It would seem that Barclays Bank has a lot of questions to answer, and an Information Commissioner on the warpath to deal with.
Christopher Graham is preparing to hurl his security-breach-tomahawk at the bank due to a scandal which has emerged over its contactless payment Visa cards. The cards employ NFC technology for convenient "wave and pay" shopping, but it seems that they're highly insecure when it comes to smartphones.
A Channel 4 report showed that a smartphone with a piece of specialised software installed could be tapped against a card and pull off details (which aren't encrypted).
Thomas Cannon of ViaForensics, mobile security experts who organised the research, told the Telegraph: "All I did was I tapped my phone over your wallet."
"Using the wireless reader on the phone I was able to lift out the details from your card, that includes the long card number, the expiry date and your name. None of it was encrypted, it was simply a case of the details coming out through the air."
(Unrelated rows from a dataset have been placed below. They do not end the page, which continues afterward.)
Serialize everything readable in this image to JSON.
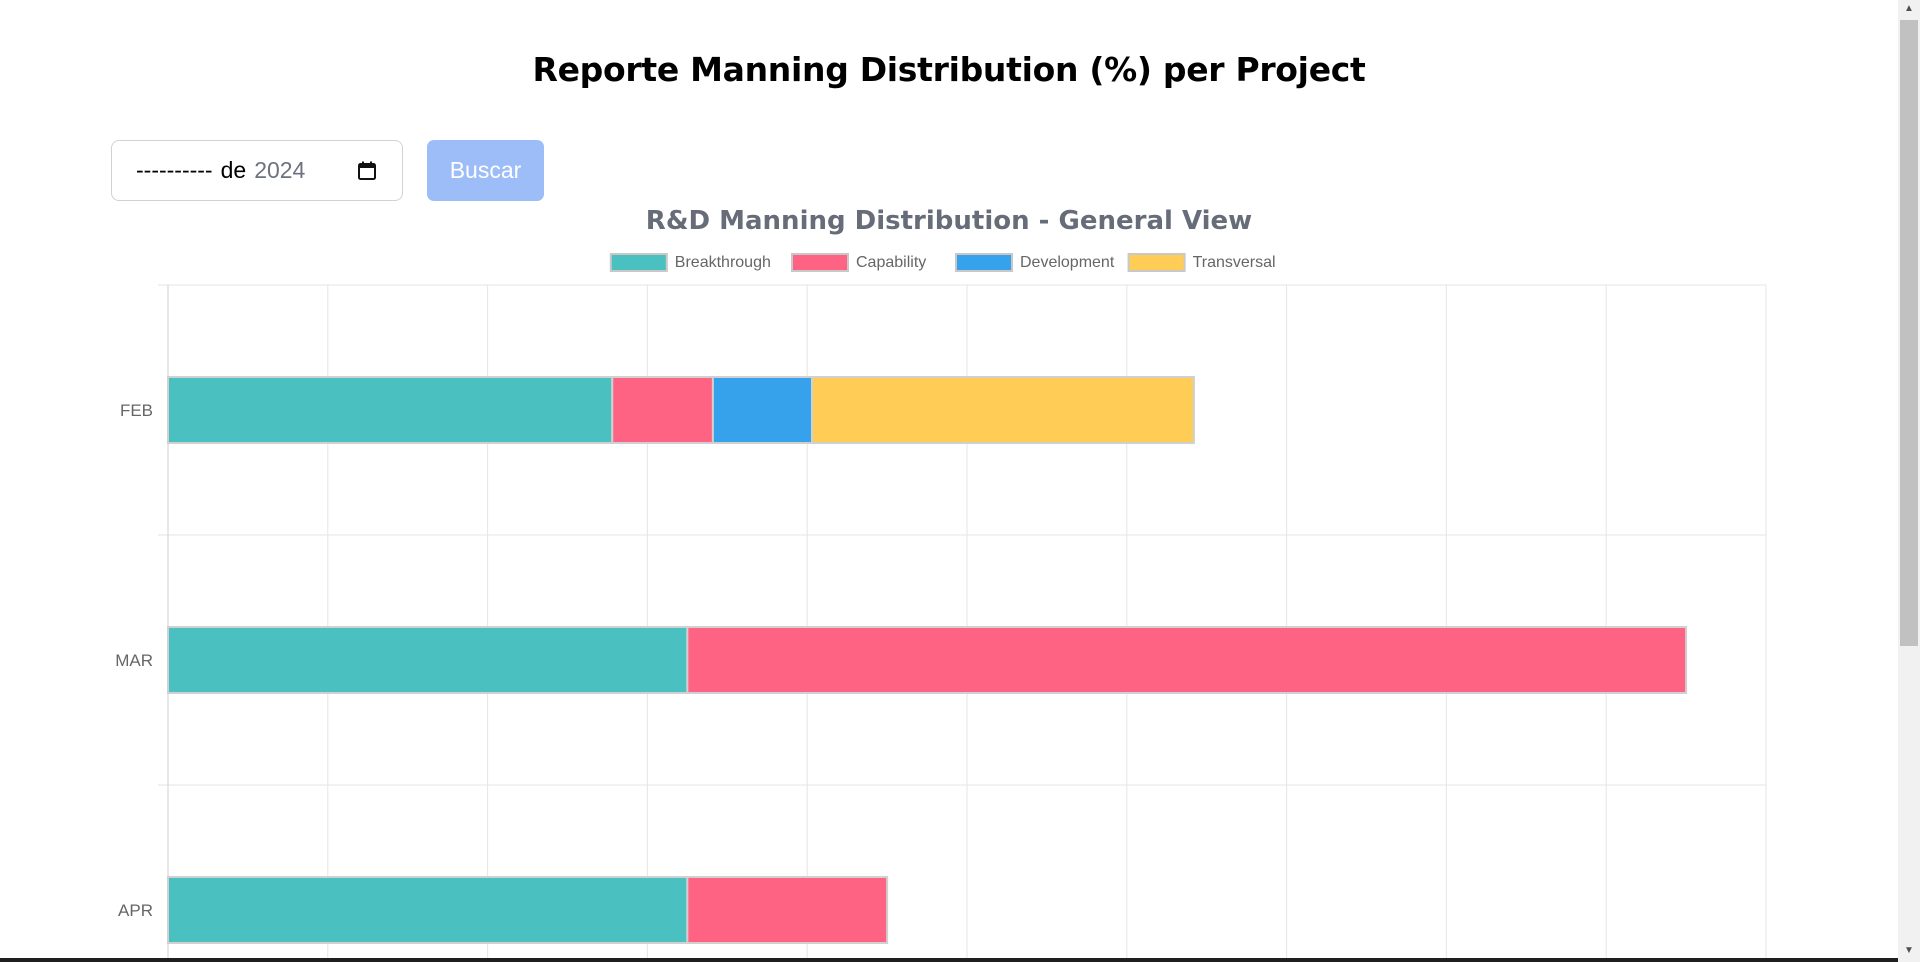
{
  "header": {
    "title": "Reporte Manning Distribution (%) per Project"
  },
  "filter": {
    "month_placeholder": "----------",
    "de_label": "de",
    "year_value": "2024",
    "search_label": "Buscar"
  },
  "icons": {
    "calendar": "calendar-icon",
    "scroll_up": "scroll-up-arrow-icon",
    "scroll_down": "scroll-down-arrow-icon"
  },
  "colors": {
    "breakthrough": "#4bc0c0",
    "capability": "#ff6384",
    "development": "#36a2eb",
    "transversal": "#ffcd56",
    "button": "#9dbdf8"
  },
  "chart_data": {
    "type": "bar",
    "orientation": "horizontal",
    "stacked": true,
    "title": "R&D Manning Distribution - General View",
    "categories": [
      "FEB",
      "MAR",
      "APR"
    ],
    "series": [
      {
        "name": "Breakthrough",
        "values": [
          2.78,
          3.25,
          3.25
        ]
      },
      {
        "name": "Capability",
        "values": [
          0.63,
          6.25,
          1.25
        ]
      },
      {
        "name": "Development",
        "values": [
          0.62,
          0,
          0
        ]
      },
      {
        "name": "Transversal",
        "values": [
          2.39,
          0,
          0
        ]
      }
    ],
    "xlim": [
      0,
      10
    ],
    "grid": true,
    "legend_position": "top"
  }
}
Note that the pin number of the card isn't revealed, or the security code on the rear - just the information available on the front of the Visa card. However, that's enough to make online purchases at some retailers (such as Amazon) which don't require the three digit security number from the back of the card. A worrying development indeed for the 15 million folks who carry these contactless cards in the UK.
Barclays defended itself by saying: "The details obtained should not be sufficient to undertake any fraudulent activity but we do depend on retailers upholding the same high standards of security when verifying payment details."
Still, even those "basic" details on the front of the card shouldn't be obtainable, in unencrypted form, to anyone with a bit of software on a smartphone.
The Information Commissioner is due to meet Barclays executives on Monday, and is already talking about punitive fines.